CitizenLab is doing yeoman's service for people's rights to privacy and human rights. They're heroes.




I'm glad you put "dissident" in quotes. USAID is notoriously rife with CIA plants and many CIA operatives use the organization as cover, which implies that a nation targeting its members would have a lot more justification than a homegrown activist. That USAID might be targeted by hackers is mostly a consequence of the US government's decision to use it as a front for clandestine operations overseas.


Regardless, they do help real dissidents. People, who are at risk in their home country as they are perceived to be a threat to their authoritarian government.


I can't find any 'dissident USAID' outfit concerned about the fate of Julian Assange or Edward Snowden, however. Seems like 'human rights concerns' are highly conditional on the amount of money an repressive government invests in Wall Street.

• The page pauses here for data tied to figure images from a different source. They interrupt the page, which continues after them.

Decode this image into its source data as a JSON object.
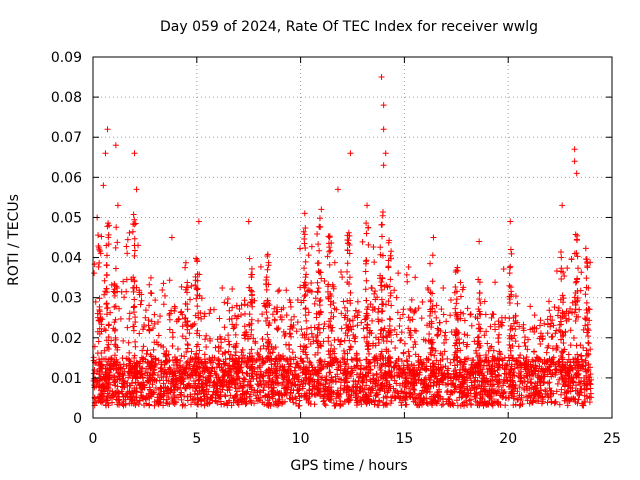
{
  "chart_data": {
    "type": "scatter",
    "title": "Day 059 of 2024, Rate Of TEC Index for receiver wwlg",
    "xlabel": "GPS time / hours",
    "ylabel": "ROTI / TECUs",
    "xlim": [
      0,
      25
    ],
    "ylim": [
      0,
      0.09
    ],
    "x_ticks": [
      0,
      5,
      10,
      15,
      20,
      25
    ],
    "x_tick_labels": [
      "0",
      "5",
      "10",
      "15",
      "20",
      "25"
    ],
    "y_ticks": [
      0,
      0.01,
      0.02,
      0.03,
      0.04,
      0.05,
      0.06,
      0.07,
      0.08,
      0.09
    ],
    "y_tick_labels": [
      "0",
      "0.01",
      "0.02",
      "0.03",
      "0.04",
      "0.05",
      "0.06",
      "0.07",
      "0.08",
      "0.09"
    ],
    "grid": true,
    "marker": "plus",
    "series": [
      {
        "name": "ROTI",
        "color": "#ff0000",
        "x_range": [
          0,
          24
        ],
        "typical_range": [
          0.002,
          0.035
        ],
        "peaks": [
          {
            "x": 0.2,
            "y": 0.05
          },
          {
            "x": 0.5,
            "y": 0.058
          },
          {
            "x": 0.6,
            "y": 0.066
          },
          {
            "x": 0.7,
            "y": 0.072
          },
          {
            "x": 1.1,
            "y": 0.068
          },
          {
            "x": 1.2,
            "y": 0.053
          },
          {
            "x": 2.0,
            "y": 0.066
          },
          {
            "x": 2.1,
            "y": 0.057
          },
          {
            "x": 3.8,
            "y": 0.045
          },
          {
            "x": 5.1,
            "y": 0.049
          },
          {
            "x": 7.5,
            "y": 0.049
          },
          {
            "x": 10.2,
            "y": 0.051
          },
          {
            "x": 11.0,
            "y": 0.052
          },
          {
            "x": 11.8,
            "y": 0.057
          },
          {
            "x": 12.4,
            "y": 0.066
          },
          {
            "x": 13.2,
            "y": 0.053
          },
          {
            "x": 13.9,
            "y": 0.085
          },
          {
            "x": 14.0,
            "y": 0.078
          },
          {
            "x": 14.0,
            "y": 0.072
          },
          {
            "x": 14.1,
            "y": 0.066
          },
          {
            "x": 14.0,
            "y": 0.063
          },
          {
            "x": 16.4,
            "y": 0.045
          },
          {
            "x": 18.6,
            "y": 0.044
          },
          {
            "x": 20.1,
            "y": 0.049
          },
          {
            "x": 22.6,
            "y": 0.053
          },
          {
            "x": 23.2,
            "y": 0.067
          },
          {
            "x": 23.2,
            "y": 0.064
          },
          {
            "x": 23.3,
            "y": 0.061
          }
        ]
      }
    ]
  }
}
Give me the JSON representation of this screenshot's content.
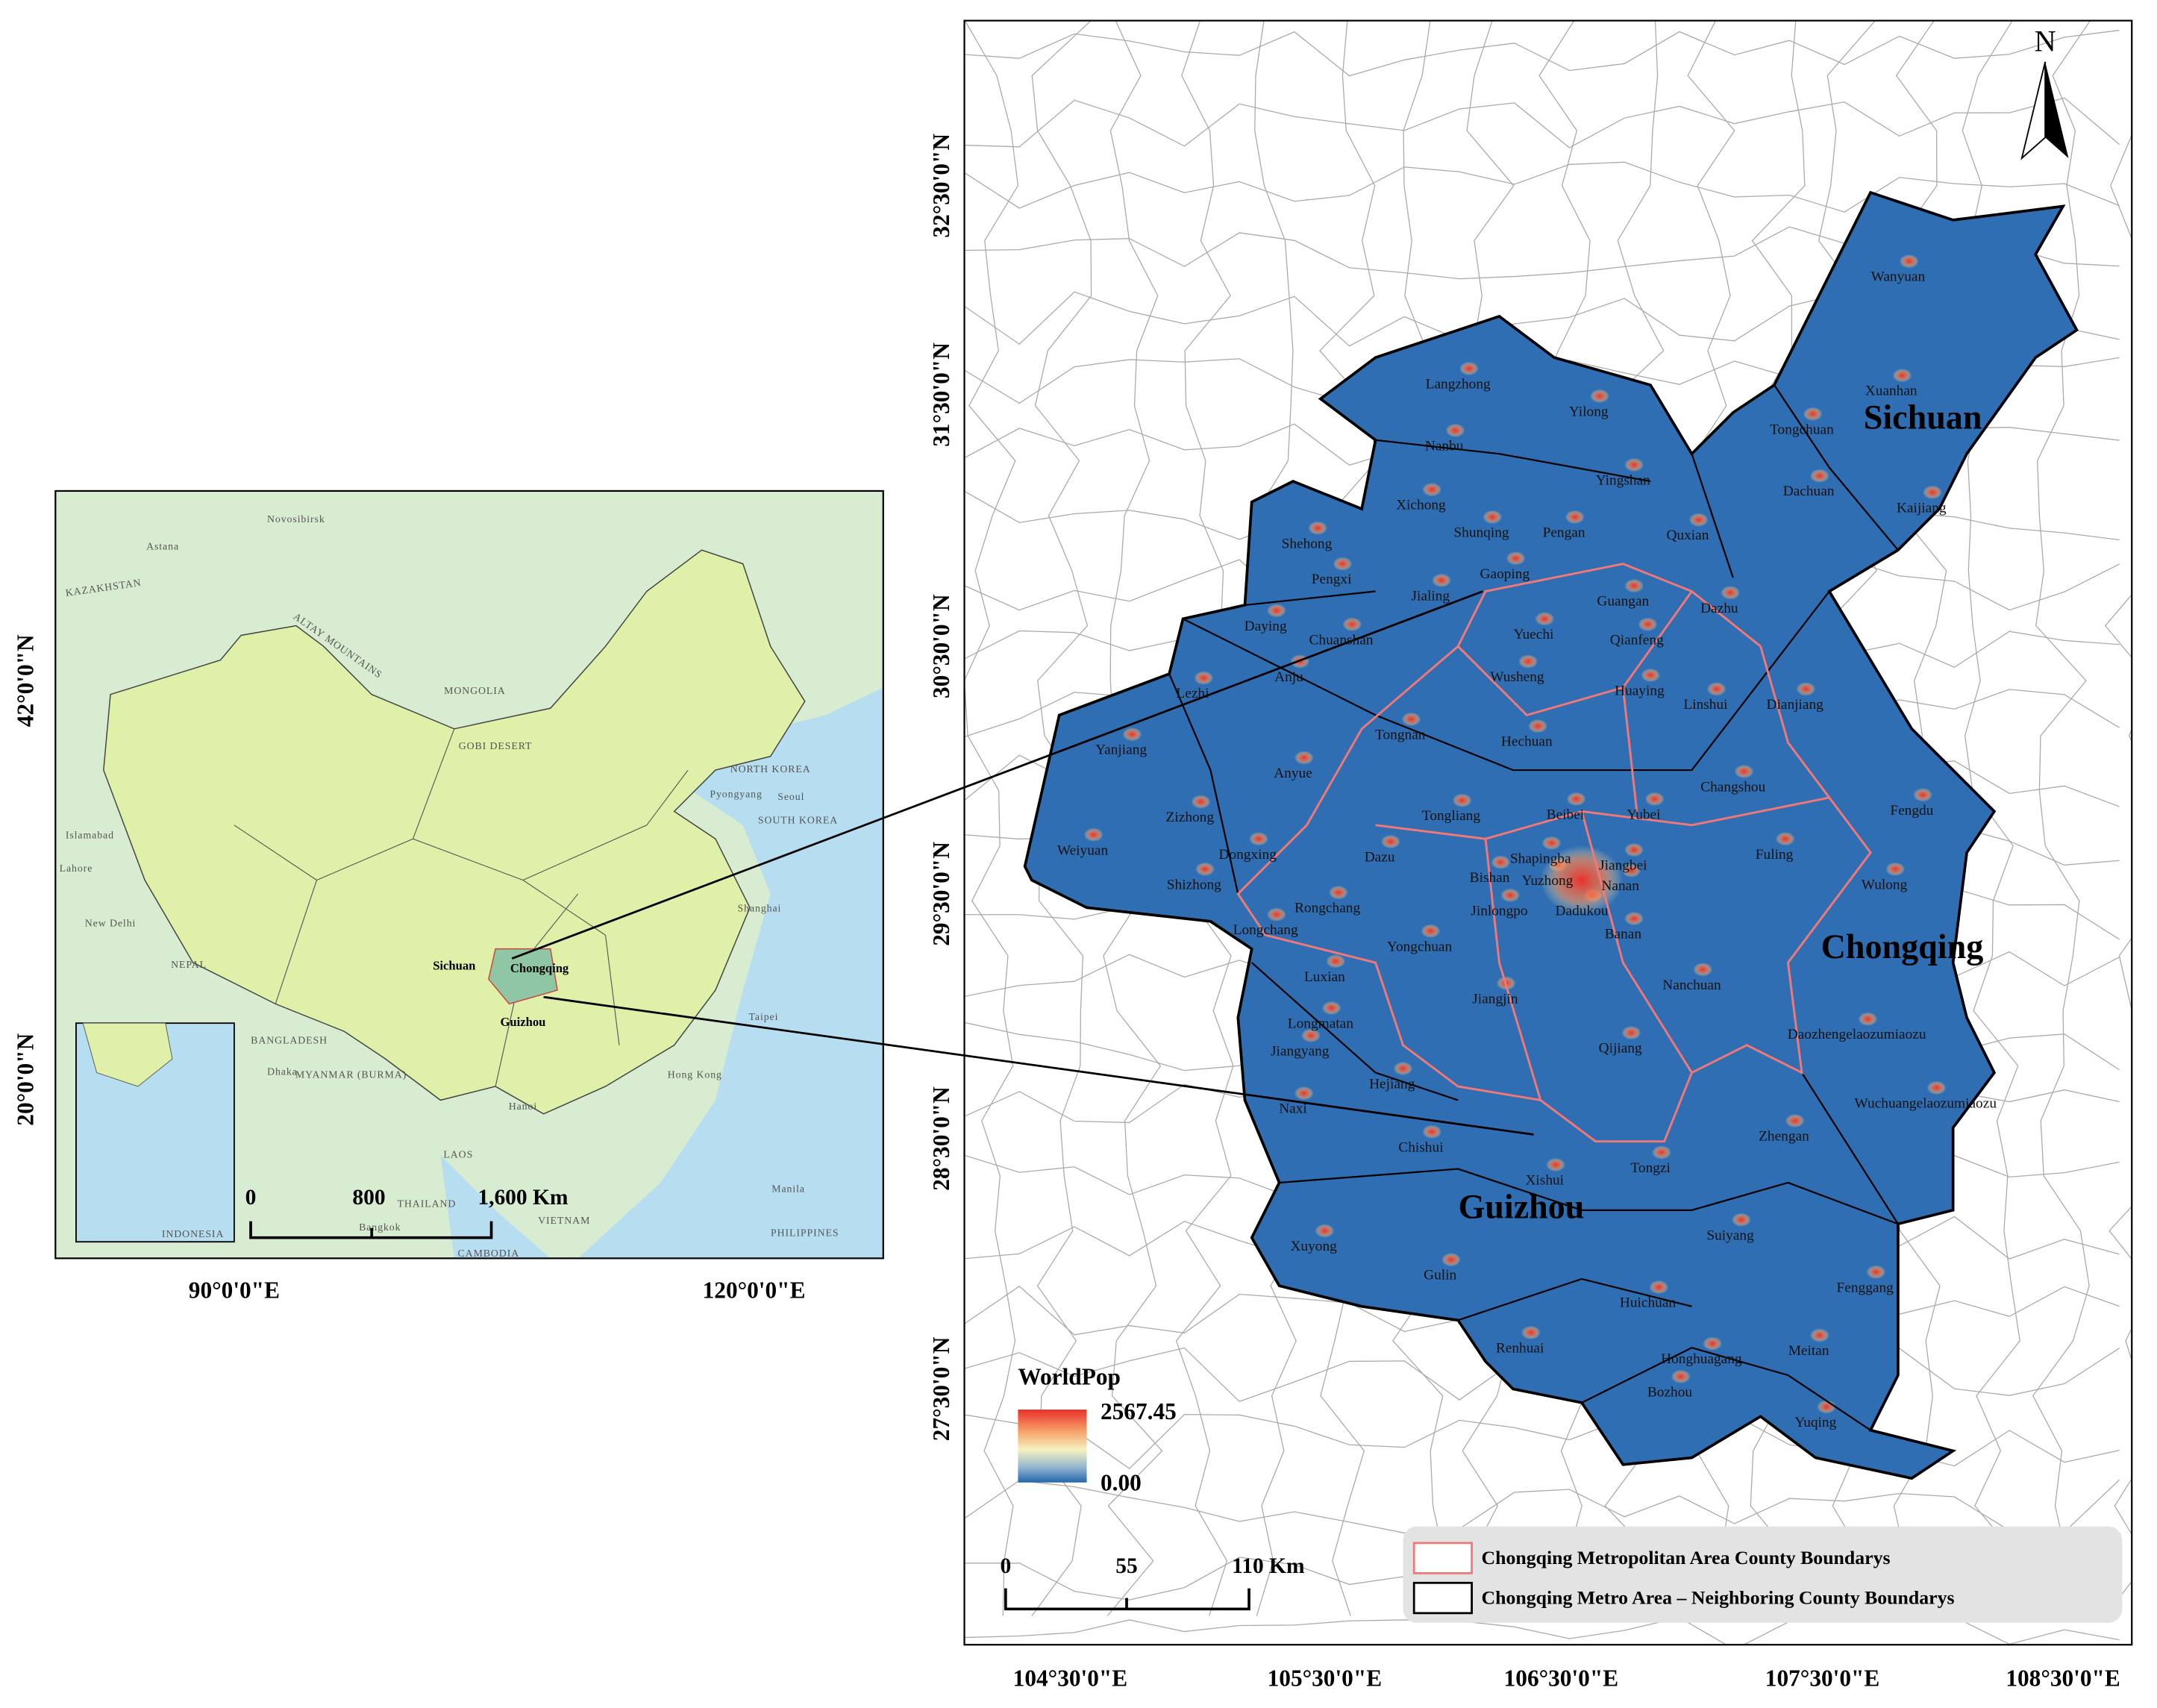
{
  "inset": {
    "place_labels": [
      "KAZAKHSTAN",
      "Astana",
      "Novosibirsk",
      "ALTAY MOUNTAINS",
      "MONGOLIA",
      "GOBI DESERT",
      "NORTH KOREA",
      "Pyongyang",
      "Seoul",
      "SOUTH KOREA",
      "Islamabad",
      "Lahore",
      "New Delhi",
      "NEPAL",
      "BANGLADESH",
      "Dhaka",
      "MYANMAR (BURMA)",
      "Shanghai",
      "Taipei",
      "Hong Kong",
      "Hanoi",
      "LAOS",
      "VIETNAM",
      "THAILAND",
      "Bangkok",
      "CAMBODIA",
      "Manila",
      "PHILIPPINES",
      "INDONESIA"
    ],
    "province_labels": [
      "Sichuan",
      "Chongqing",
      "Guizhou"
    ],
    "lat_labels": [
      "42°0'0\"N",
      "20°0'0\"N"
    ],
    "lon_labels": [
      "90°0'0\"E",
      "120°0'0\"E"
    ],
    "scale_bar": [
      "0",
      "800",
      "1,600 Km"
    ]
  },
  "main": {
    "north": "N",
    "lat_labels": [
      "32°30'0\"N",
      "31°30'0\"N",
      "30°30'0\"N",
      "29°30'0\"N",
      "28°30'0\"N",
      "27°30'0\"N"
    ],
    "lon_labels": [
      "104°30'0\"E",
      "105°30'0\"E",
      "106°30'0\"E",
      "107°30'0\"E",
      "108°30'0\"E"
    ],
    "regions": [
      "Sichuan",
      "Chongqing",
      "Guizhou"
    ],
    "counties": [
      "Wanyuan",
      "Xuanhan",
      "Tongchuan",
      "Dachuan",
      "Kaijiang",
      "Langzhong",
      "Yilong",
      "Nanbu",
      "Yingshan",
      "Xichong",
      "Shunqing",
      "Pengan",
      "Quxian",
      "Shehong",
      "Gaoping",
      "Pengxi",
      "Jialing",
      "Guangan",
      "Dazhu",
      "Daying",
      "Chuanshan",
      "Yuechi",
      "Qianfeng",
      "Anju",
      "Wusheng",
      "Huaying",
      "Lezhi",
      "Linshui",
      "Dianjiang",
      "Tongnan",
      "Hechuan",
      "Yanjiang",
      "Anyue",
      "Changshou",
      "Fengdu",
      "Beibei",
      "Yubei",
      "Tongliang",
      "Zizhong",
      "Weiyuan",
      "Dongxing",
      "Dazu",
      "Shapingba",
      "Jiangbei",
      "Fuling",
      "Bishan",
      "Yuzhong",
      "Nanan",
      "Shizhong",
      "Rongchang",
      "Jinlongpo",
      "Dadukou",
      "Wulong",
      "Longchang",
      "Banan",
      "Yongchuan",
      "Luxian",
      "Nanchuan",
      "Jiangjin",
      "Longmatan",
      "Jiangyang",
      "Daozhengelaozumiaozu",
      "Qijiang",
      "Hejiang",
      "Naxi",
      "Wuchuangelaozumiaozu",
      "Chishui",
      "Zhengan",
      "Xishui",
      "Tongzi",
      "Suiyang",
      "Xuyong",
      "Gulin",
      "Fenggang",
      "Huichuan",
      "Renhuai",
      "Honghuagang",
      "Meitan",
      "Bozhou",
      "Yuqing"
    ],
    "legend": {
      "title": "WorldPop",
      "max": "2567.45",
      "min": "0.00"
    },
    "scale_bar": [
      "0",
      "55",
      "110 Km"
    ],
    "boundary_legend": [
      "Chongqing Metropolitan Area County Boundarys",
      "Chongqing Metro Area – Neighboring County Boundarys"
    ]
  }
}
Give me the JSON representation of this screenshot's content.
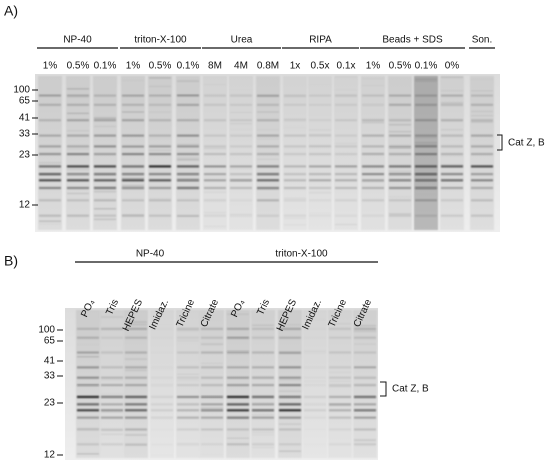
{
  "panel_a": {
    "label": "A)",
    "groups": [
      {
        "name": "NP-40",
        "lanes": [
          "1%",
          "0.5%",
          "0.1%"
        ]
      },
      {
        "name": "triton-X-100",
        "lanes": [
          "1%",
          "0.5%",
          "0.1%"
        ]
      },
      {
        "name": "Urea",
        "lanes": [
          "8M",
          "4M",
          "0.8M"
        ]
      },
      {
        "name": "RIPA",
        "lanes": [
          "1x",
          "0.5x",
          "0.1x"
        ]
      },
      {
        "name": "Beads + SDS",
        "lanes": [
          "1%",
          "0.5%",
          "0.1%",
          "0%"
        ]
      },
      {
        "name": "Son.",
        "lanes": []
      }
    ],
    "markers": [
      100,
      65,
      41,
      33,
      23,
      12
    ],
    "band_label": "Cat Z, B"
  },
  "panel_b": {
    "label": "B)",
    "groups": [
      {
        "name": "NP-40",
        "lanes": [
          "PO₄",
          "Tris",
          "HEPES",
          "Imidaz.",
          "Tricine",
          "Citrate"
        ]
      },
      {
        "name": "triton-X-100",
        "lanes": [
          "PO₄",
          "Tris",
          "HEPES",
          "Imidaz.",
          "Tricine",
          "Citrate"
        ]
      }
    ],
    "markers": [
      100,
      65,
      41,
      33,
      23,
      12
    ],
    "band_label": "Cat Z, B"
  }
}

> supported by the US Agency for International Development

Isn’t it more usual for the NED to do such things? I remark upon this because it occurs to me that using USAID to do politics might make recipients suspicious of aid even when it’s both necessary from a humanitarian perspective and unlikely to threaten the ruling dispensation in the recipient country. (This is a separate question from whether the NED/US government as a whole should even involve itself in such matters, to which my answer is ‘maybe’, since the dubious stuff probably happens anyway and lots of these civil society organisations &c. actually do good work [e.g. the The Assistance Association for Political Prisoners in Burma.])


True.. I was slightly inaccurate, This org. had various USG funders, with a large slice of funding from US-AID projects. Washington is full of these 'USAID contractors', some tiny others mega-sized. But this project may have been funded by a division of US Dept of State that is focused on Human Rights - DRL. Not sure where the lines are about which one US-Aid gets and which one is State. For example development of journalism in an emerging country would be US-Aid. But OTOH, a project promoting free elections in the same country could be State. Not sure.

In any case, they span the range from benign to hostile nations, with varying risks attached. The "About" page for many such sensitive orgs would be silent on who the team was, except if it was Americans (like me) who didn't mind being their name out there (or nervously okayed the name being public).